# What commands can you teach a 3-4 month old puppy?



## baumgartml16 (Jun 19, 2011)

Never to early to work on come and recalls. I wish we had started earlier. Now we play a game where each of us has a handful of treats and we hide in different spots and excitedly call her and once she is heading to us we give the command "come". She gets the treat when she gets to us!  It is fun for all of us!


----------



## solinvictus (Oct 23, 2008)

Hi Lynne,

The sky is the limit. Puppies are pretty much clean slates and total sponges.
They are very smart and learn really fast.

Good things to teach
go to your mat/bed
leave it
give
drop it
recall
focus
fetch
clean up (putting toys in a basket or toy box)
and any tricks you can think of.


----------



## Homer (Oct 12, 2011)

Homer is 4 months now and so far we have taught him to sit, shake, lay down, fetch, and kennel. I've been working on 'no jump' because it drives me crazy. I picked up a very helpful trick in teaching him not to jump up. When he jumps up on me I take a couple of quick shuffle steps toward him which knocks him down. I have only had to do this a handful of times and it seems to have been very effective because he hasn't really jumped up on me this past week. I'm trying to figure out how to transfer those results so he won't jump on other people/strangers. Here's a link to that training tip I found. Like I said, it's worked very well for us.

Stopping Your Puppy From Jumping - Jennifer Broome - Page 5


----------



## Sally's Mom (Sep 20, 2010)

I started working with Cookie when she was 10 weeks old... she learned the basics, sit and down... then easily: roll over, heel, and "hit it" where she would wave her paw. She was my easiest dog to date(I have six after her). However, I see her granddaughter Luna in class and at almost 5 months, I am astounded at what LuckyPenny(here on the forum) has taught her. She sits AND stays AND does a fast recall to front. She follows her owner's body in heel position backing around a chair. She retrieves the dumbbell... The sky is the limit with a young, eager dog.. Go for it.


----------



## Sally's Mom (Sep 20, 2010)

A lot of trainers around here use a tether to train client's dogs. It can be a useful tool if the dog blows you off, to leave the tethered dog and ignore it. It is also helpful to teach a dog not to jump... if you approach and the dog starts to jump up, you walk away. Eventually a dog learns self control and learns it only gets attention from you if it sits quietly.. it takes time on the owner's part, but I am not big on knocking my dogs down. Also I believe if a dog is doing a behavior its' human doesn't like and then the human corrects it, it sets up a chain of bad behavior followed by correction and then what is the dog learning? I just started to work again with my OTCH trainer friend... she does something called a deference protocol(which I never did with goldens 2,3,4, and 5)but is really helping golden #6 get self control. And my granddog, Luna is also being trained by her.


----------



## mrmooseman (Aug 12, 2011)

moose knew sit, paw, other paw, lay, stay, wait, down, come, heal, and no begging.. but he is currently in his "teenage phase" and he doesn't listen to well to heal.. lol he rebels.


----------



## BriGuy (Aug 31, 2010)

solinvictus said:


> and any tricks you can think of.


I agree - I think teaching some "useless" commands is really important too, and I find that teaching a trick is a good break for me and Cookie from doing obedience type training. 

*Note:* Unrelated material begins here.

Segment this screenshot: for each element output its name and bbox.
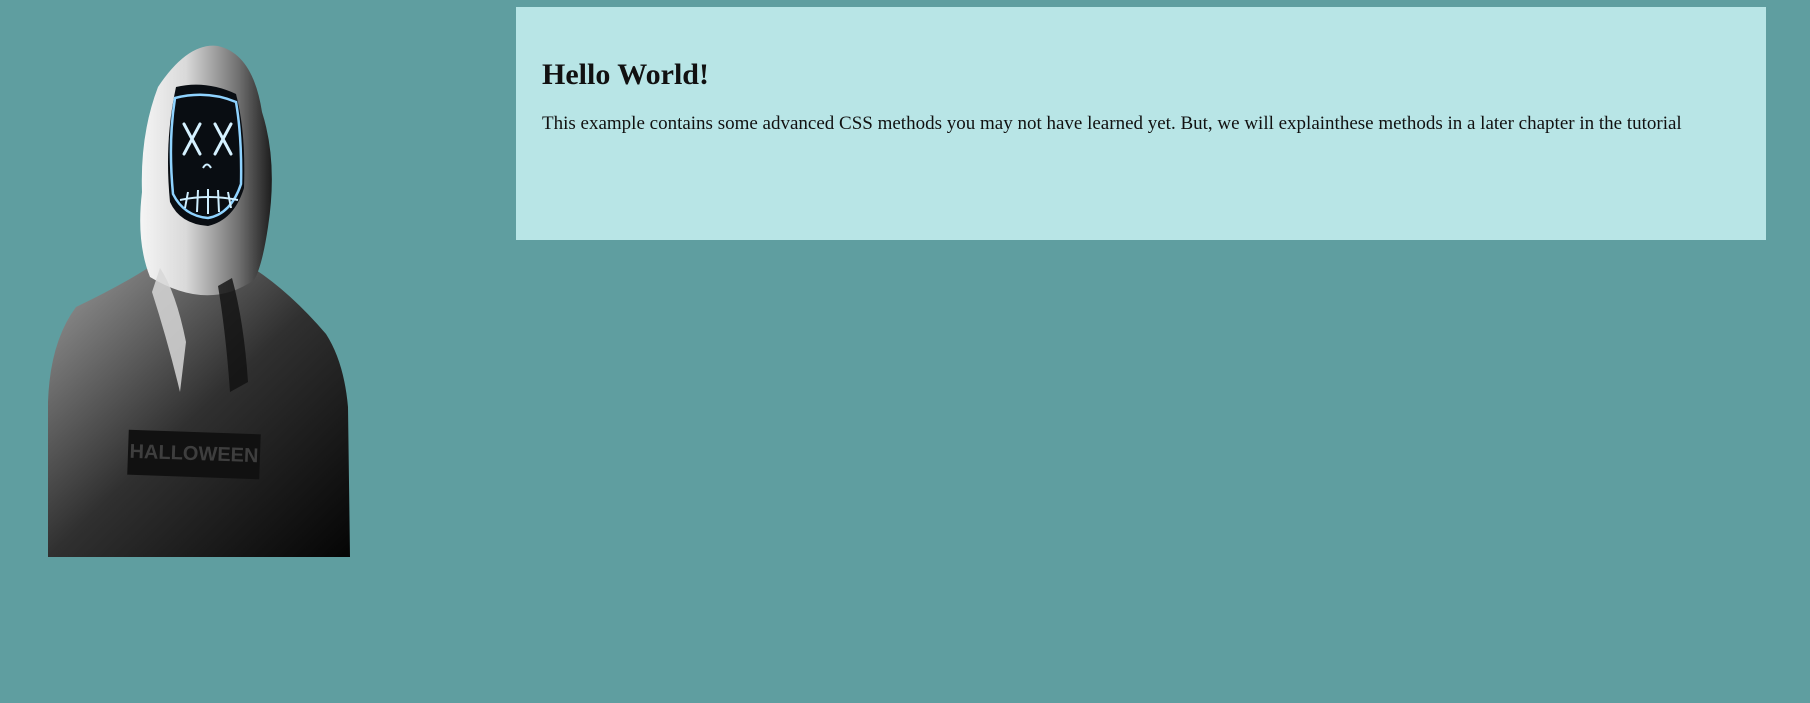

I remember getting a clicker right after I brought Cookie home and teaching her to roll a ball with her nose. Not too useful in the real world, but we had a good time working on it!


----------



## solinvictus (Oct 23, 2008)

IMO, it is much easier to teach a dog/pup to do something vs not do something.

Instead of trying to teach the dog not to jump ask for an alternative behavior. It is hard for a dog to jump if it is in a down position. When you see the dog may start to jump up ask for the down instead. If this is done consistantly in place of the jump eventually the dog will do the down in those instances. 

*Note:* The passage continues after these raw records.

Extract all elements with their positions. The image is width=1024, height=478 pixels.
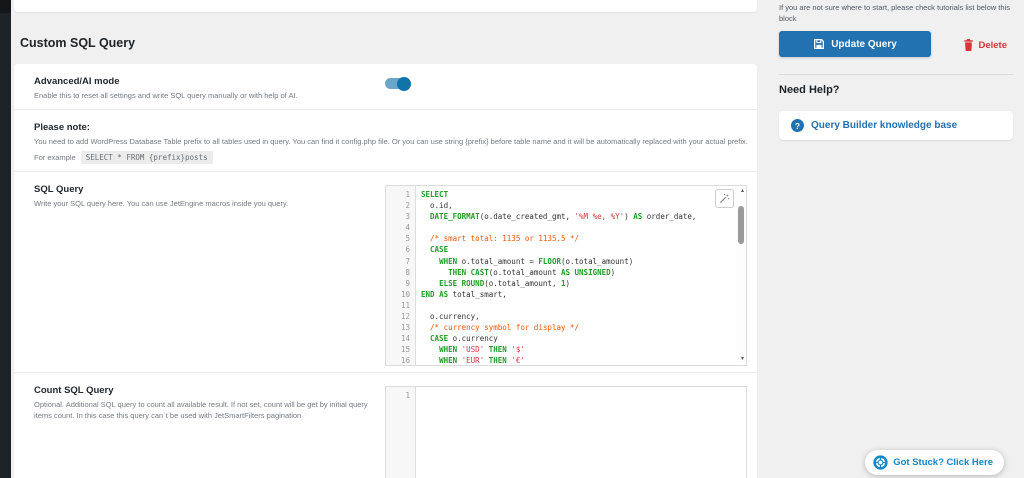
please-note-row: Please note: You need to add WordPress D… <box>14 110 757 172</box>
code-line: 11 <box>386 300 746 311</box>
line-number: 10 <box>386 289 416 300</box>
help-question-icon: ? <box>791 119 804 132</box>
line-number: 7 <box>386 256 416 267</box>
sql-query-label: SQL Query <box>34 184 369 196</box>
line-number: 9 <box>386 278 416 289</box>
sidebar-divider <box>779 74 1013 75</box>
advanced-ai-mode-label: Advanced/AI mode <box>34 76 369 88</box>
knowledge-base-card: ? Query Builder knowledge base <box>779 111 1013 140</box>
line-number: 3 <box>386 211 416 222</box>
line-number: 14 <box>386 333 416 344</box>
advanced-ai-mode-row: Advanced/AI mode Enable this to reset al… <box>14 64 757 110</box>
advanced-ai-mode-toggle[interactable] <box>385 78 409 89</box>
code-line: 16 WHEN 'EUR' THEN '€' <box>386 355 746 366</box>
line-number: 6 <box>386 244 416 255</box>
code-line: 10END AS total_smart, <box>386 289 746 300</box>
count-sql-query-row: Count SQL Query Optional. Additional SQL… <box>14 373 757 478</box>
query-builder-screen: Custom SQL Query Advanced/AI mode Enable… <box>0 0 1024 478</box>
code-line: 1SELECT <box>386 189 746 200</box>
code-line: 2 o.id, <box>386 200 746 211</box>
tutorial-note: If you are not sure where to start, plea… <box>779 2 1013 24</box>
advanced-ai-mode-control <box>385 76 737 100</box>
advanced-ai-mode-description: Enable this to reset all settings and wr… <box>34 90 369 101</box>
code-line: 13 /* currency symbol for display */ <box>386 322 746 333</box>
section-title: Custom SQL Query <box>20 36 135 50</box>
count-sql-query-labels: Count SQL Query Optional. Additional SQL… <box>34 385 385 478</box>
code-line: 7 WHEN o.total_amount = FLOOR(o.total_am… <box>386 256 746 267</box>
knowledge-base-link[interactable]: Query Builder knowledge base <box>811 120 957 131</box>
ai-assist-button[interactable] <box>715 189 734 208</box>
trash-icon <box>963 39 974 51</box>
code-line: 3 DATE_FORMAT(o.date_created_gmt, '%M %e… <box>386 211 746 222</box>
scroll-down-icon[interactable]: ▾ <box>741 356 744 362</box>
line-number: 5 <box>386 233 416 244</box>
please-note-example: For example SELECT * FROM {prefix}posts <box>34 151 737 164</box>
code-line: 4 <box>386 222 746 233</box>
line-number: 8 <box>386 267 416 278</box>
magic-wand-icon <box>719 193 730 204</box>
code-line: 1 <box>386 390 746 401</box>
count-code-editor[interactable]: 1 <box>385 386 747 478</box>
toggle-thumb-icon <box>397 77 411 91</box>
line-number: 12 <box>386 311 416 322</box>
previous-panel-fragment <box>14 0 757 12</box>
advanced-ai-mode-labels: Advanced/AI mode Enable this to reset al… <box>34 76 385 100</box>
editor-lines: 1 <box>386 387 746 401</box>
editor-scrollbar[interactable]: ▴ ▾ <box>736 187 745 364</box>
delete-button[interactable]: Delete <box>957 38 1013 52</box>
delete-label: Delete <box>978 40 1007 51</box>
sql-query-control: 1SELECT2 o.id,3 DATE_FORMAT(o.date_creat… <box>385 184 747 363</box>
update-query-label: Update Query <box>831 39 897 50</box>
code-line: 8 THEN CAST(o.total_amount AS UNSIGNED) <box>386 267 746 278</box>
sql-query-row: SQL Query Write your SQL query here. You… <box>14 172 757 373</box>
line-number: 4 <box>386 222 416 233</box>
save-icon <box>813 38 825 50</box>
line-number: 16 <box>386 355 416 366</box>
count-sql-query-label: Count SQL Query <box>34 385 369 397</box>
please-note-label: Please note: <box>34 122 737 134</box>
line-number: 1 <box>386 189 416 200</box>
line-number: 2 <box>386 200 416 211</box>
got-stuck-label: Got Stuck? Click Here <box>893 457 993 468</box>
count-sql-query-description: Optional. Additional SQL query to count … <box>34 399 369 421</box>
scroll-up-icon[interactable]: ▴ <box>741 188 744 194</box>
wp-admin-sidebar-top <box>0 0 11 13</box>
code-line: 9 ELSE ROUND(o.total_amount, 1) <box>386 278 746 289</box>
line-number: 15 <box>386 344 416 355</box>
actions-sidebar: If you are not sure where to start, plea… <box>779 0 1013 478</box>
sql-query-labels: SQL Query Write your SQL query here. You… <box>34 184 385 363</box>
code-line: 15 WHEN 'USD' THEN '$' <box>386 344 746 355</box>
wp-admin-sidebar-collapsed[interactable] <box>0 0 11 478</box>
example-prefix-text: For example <box>34 153 76 162</box>
line-number: 13 <box>386 322 416 333</box>
line-number: 11 <box>386 300 416 311</box>
lifebuoy-icon <box>873 455 888 470</box>
line-number: 1 <box>386 390 416 401</box>
custom-sql-query-panel: Advanced/AI mode Enable this to reset al… <box>14 64 757 478</box>
editor-lines: 1SELECT2 o.id,3 DATE_FORMAT(o.date_creat… <box>386 186 746 366</box>
need-help-title: Need Help? <box>779 84 840 96</box>
code-line: 6 CASE <box>386 244 746 255</box>
count-sql-query-control: 1 <box>385 385 747 478</box>
sql-code-editor[interactable]: 1SELECT2 o.id,3 DATE_FORMAT(o.date_creat… <box>385 185 747 366</box>
code-line: 14 CASE o.currency <box>386 333 746 344</box>
please-note-text: You need to add WordPress Database Table… <box>34 136 737 147</box>
scrollbar-thumb[interactable] <box>738 206 744 244</box>
got-stuck-button[interactable]: Got Stuck? Click Here <box>865 450 1004 475</box>
code-line: 12 o.currency, <box>386 311 746 322</box>
sql-query-description: Write your SQL query here. You can use J… <box>34 198 369 209</box>
update-query-button[interactable]: Update Query <box>779 31 931 57</box>
code-line: 5 /* smart total: 1135 or 1135.5 */ <box>386 233 746 244</box>
example-sql-code: SELECT * FROM {prefix}posts <box>81 151 213 164</box>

Briguy I think your trick could have uses. It was the start of a nose touch. A nose touch can be used for many behaviors. 
Following your hand
Closing drawers and doors
rolling the ball
touching any object

I think it is an awesome trick.


----------



## Sally's Mom (Sep 20, 2010)

Solinvictus, I totally agree... that was my point exactly. I watched the video and it really did not fly with me. The trainer said over and over, she would set the dog up to mess up so she could correct it...that is just not the place I want to be in with my dogs. I would rather anticipate the undesired behavior and have an acceptable alternative in place. Here is my personal example: One of the things I learned from showing in obedience is how to train the long sit exercise. Many of my friends/acquaintances have a dog that the minute they walk away, the dog lays down. It then becomes the exercise of telling dog to sit/stay, walk away,dog lays down, owner goes back and corrects it. It becomes very difficult to fix it. So when I train my dogs, I either put a dumbbell or small water bottle under the dog. Dog won't lay down (haven't had one do it yet) and it learns the long sit with no intervention....


----------



## Megora (Jun 7, 2010)

> So when I train my dogs, I either put a dumbbell or small water bottle under the dog. Dog won't lay down (haven't had one do it yet) and it learns the long sit with no intervention....

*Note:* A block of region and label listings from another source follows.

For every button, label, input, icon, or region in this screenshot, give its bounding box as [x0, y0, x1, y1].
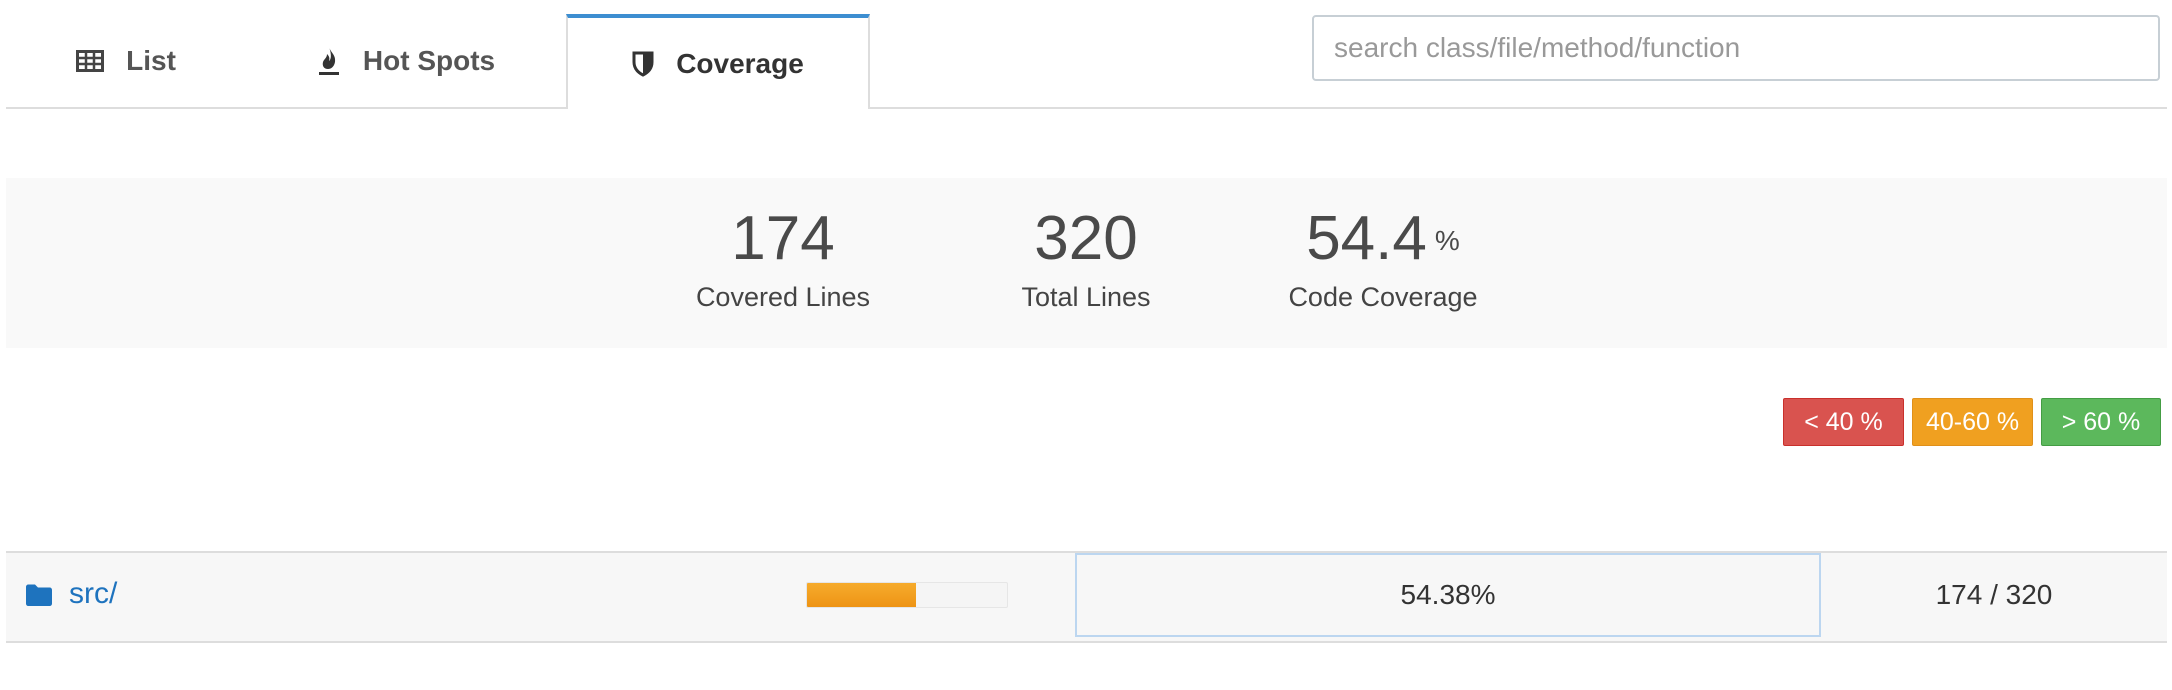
coverage-progress-fill	[807, 583, 916, 607]
code-coverage-unit: %	[1434, 225, 1460, 256]
legend-high-badge: > 60 %	[2041, 398, 2161, 446]
covered-lines-value: 174	[731, 204, 835, 273]
table-icon	[76, 49, 105, 72]
tab-hot-spots[interactable]: Hot Spots	[246, 14, 566, 107]
tab-list[interactable]: List	[6, 14, 246, 107]
total-lines-label: Total Lines	[1021, 282, 1151, 312]
search-input[interactable]	[1312, 15, 2160, 81]
coverage-summary: 174 Covered Lines 320 Total Lines 54.4% …	[6, 178, 2167, 348]
code-coverage-label: Code Coverage	[1288, 282, 1478, 312]
tab-coverage-label: Coverage	[676, 47, 804, 79]
covered-lines-label: Covered Lines	[695, 282, 871, 312]
shield-icon	[632, 51, 654, 77]
tab-hot-spots-label: Hot Spots	[362, 44, 496, 76]
folder-link[interactable]: src/	[69, 577, 117, 611]
code-coverage-stat: 54.4% Code Coverage	[1253, 202, 1513, 313]
total-lines-value: 320	[1034, 204, 1138, 273]
legend-low-badge: < 40 %	[1783, 398, 1904, 446]
coverage-progress-bar	[806, 582, 1008, 608]
legend-medium-badge: 40-60 %	[1912, 398, 2033, 446]
tab-list-label: List	[126, 44, 176, 76]
code-coverage-number: 54.4%	[1253, 202, 1513, 276]
covered-total-lines-cell: 174 / 320	[1935, 579, 2053, 610]
table-row: src/ 54.38% 174 / 320	[6, 551, 2167, 643]
coverage-percent-cell: 54.38%	[1075, 553, 1821, 637]
fire-icon	[317, 46, 341, 76]
covered-lines-stat: 174 Covered Lines	[653, 202, 913, 313]
total-lines-stat: 320 Total Lines	[956, 202, 1216, 313]
folder-icon	[25, 583, 53, 607]
tab-coverage[interactable]: Coverage	[566, 14, 870, 109]
code-coverage-value: 54.4	[1306, 204, 1427, 273]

But what you you do with a dog who pops up and STANDS there? >.<


----------



## Sally's Mom (Sep 20, 2010)

My original dogs were trained to sit/stay and down/stay using an oppositional reflex(I would put the leash on the dog and pull while pressing the shoulder backwards). However, Cookie would pop up in Novice.. And do a one or three minute stand. I finally realized that my signal to tell her to stand (right hand above her head) looked like my stay signal(left hand sort of above her head). Once I figured that out and really stopped using my hand to tell her to stay there were no more problems. I believe my OTCH friend would tell you that using her deference protocol and food refusal, none of that will happen . I have to say that Emmie didn't grasp stay until last week and one week later, she totally gets it.


----------



## Luccagr (Feb 25, 2011)

I taught Lucca to sit, stay, come, lay, turn, crawl, high 5 at around 8 weeks-10 weeks. Then he learnt how to go to bed which is his crate. He also learnt the biscuit-on-top-and flip trick around the same time. Never too early to start teaching tricks. Good luck.


----------



## turtle66 (Feb 19, 2010)

We had a hard time to figure that one out...
So here is the list after reading 10 books and getting a lots of advices, I made a list of things I would do with Lilly...and I did

Here are the summation of things I tried to teach Lilly. We were actually also lucky to get her into puppy class with just 9 weeks...that helped a lot and was MUCH of fun + much of socialisation.

first time dog owner....
Heike

the pdf files attached were my worksheets throughout those weeks....I put them together while preparing for little Lilly 

Now 2 1/2 years old and almost perfect :


----------



## jluke (Nov 18, 2011)

*Agree and...*

I agree with all mentioned. I would add an easy and important command -- Watch me. I find this important for getting Maisie to focus her attention on me when training and in distracting environments.


----------



## Lucky Penny (Nov 13, 2011)

With a clicker, yummy treats, a tether ready to go, you can teach your pup anything. They are eager to work for you! And I am told if you do it right from the start, then you don't have to go back and fix it!


----------